Anyway … “#11, Arthur, spectroscopic data were approached from theory, not phenomenology, ever since atomic emission lines were explained using the new quantum mechanics in the early 1920’s.
“After that, came its improvements in Chemistry and Physics from valence bond theory, through molecular orbital theory, and in Inorganic Chemistry, crystal field theory, ligand field theory, self-consistent field and X-alpha methods, right through to DFT all of which employed quantum mechanics, and all of which did a good to excellent job explaining absorption and emission spectra.
“Chemistry itself, apart from QM, is thoroughly grounded in atomic theory and Thermodynamics. Those constitute “most of what what chemists do.” Not phenomenology, not statistics, and not “[parametrized] simple models.” You were wrong the first time you claimed Chemistry is based in phenomenology, and you’re still wrong.

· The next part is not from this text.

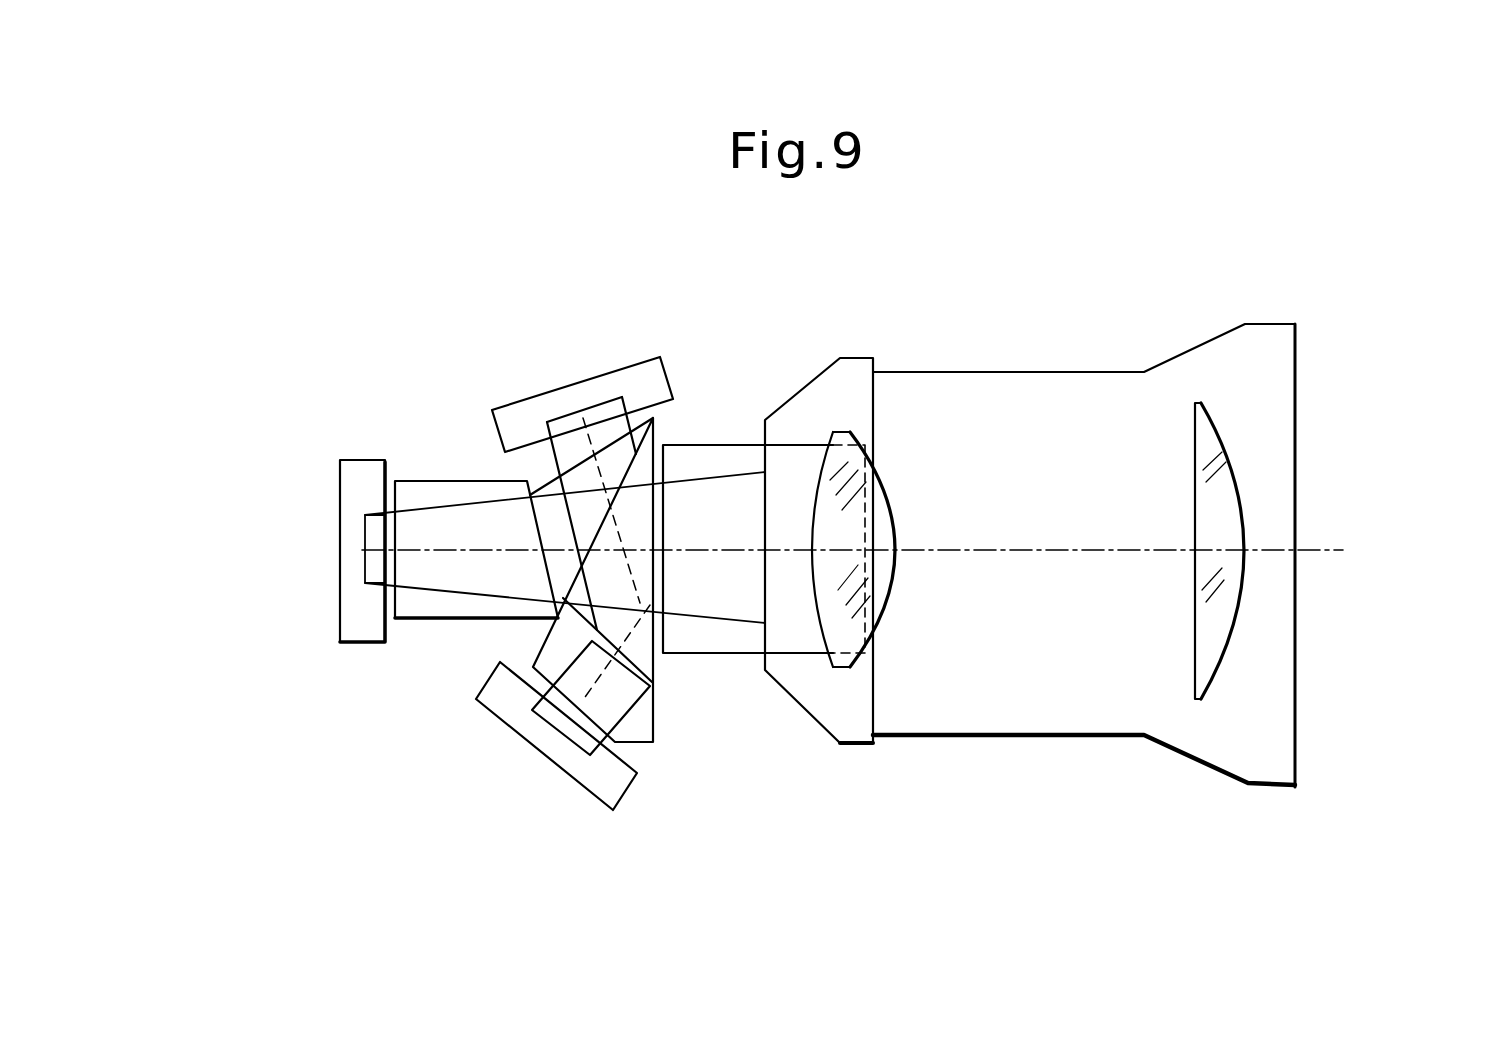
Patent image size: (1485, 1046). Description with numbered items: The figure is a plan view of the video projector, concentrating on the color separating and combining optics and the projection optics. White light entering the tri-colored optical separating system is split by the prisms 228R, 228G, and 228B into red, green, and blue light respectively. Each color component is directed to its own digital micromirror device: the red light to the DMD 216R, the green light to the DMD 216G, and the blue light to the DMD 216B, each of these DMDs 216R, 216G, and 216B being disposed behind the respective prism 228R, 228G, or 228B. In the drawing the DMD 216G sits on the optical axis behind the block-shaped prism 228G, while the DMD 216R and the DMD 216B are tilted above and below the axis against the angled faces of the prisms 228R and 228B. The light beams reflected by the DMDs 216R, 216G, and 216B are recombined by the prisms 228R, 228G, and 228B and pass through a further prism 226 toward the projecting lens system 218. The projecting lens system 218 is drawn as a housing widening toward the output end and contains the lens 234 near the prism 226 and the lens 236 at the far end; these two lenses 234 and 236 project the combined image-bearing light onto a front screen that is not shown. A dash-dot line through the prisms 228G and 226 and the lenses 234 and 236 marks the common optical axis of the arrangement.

Your comments about DFT merely show that you have no appreciation of approximation methods.
“I know physicists and work with them. You don’t write like one, you don’t evidence thinking like one, and you don’t respect science — their professional passion — like one. No matter your training in science, your description of it is impoverished.
No one knows how Michael Mann calculated his 1998/1999 error bars, because he has never released his entire code and has never fully clarified his methods. If you have information to the contrary, then I suggest you contact Steve McIntyre. I’m sure you’d have a fine conversation, i.e., about this, for example.
Monte Carlo methods are useful only for analyzing systems under an assumption of random distribution. That’s hardly useful for assessing systematic error.
“Finally, I have not “[dismissed] paleoclimatology.” I’ve merely pointed out a neglected methodological uncertainty in dO-18 temperature reconstructions.
“That uncertainty obviates any reconstruction of paleo SST at better accuracy than about (+/-)2 C.
“”Idiosyncratic” is your insistent elaboration of misperceptions about science that border on the bizarre.”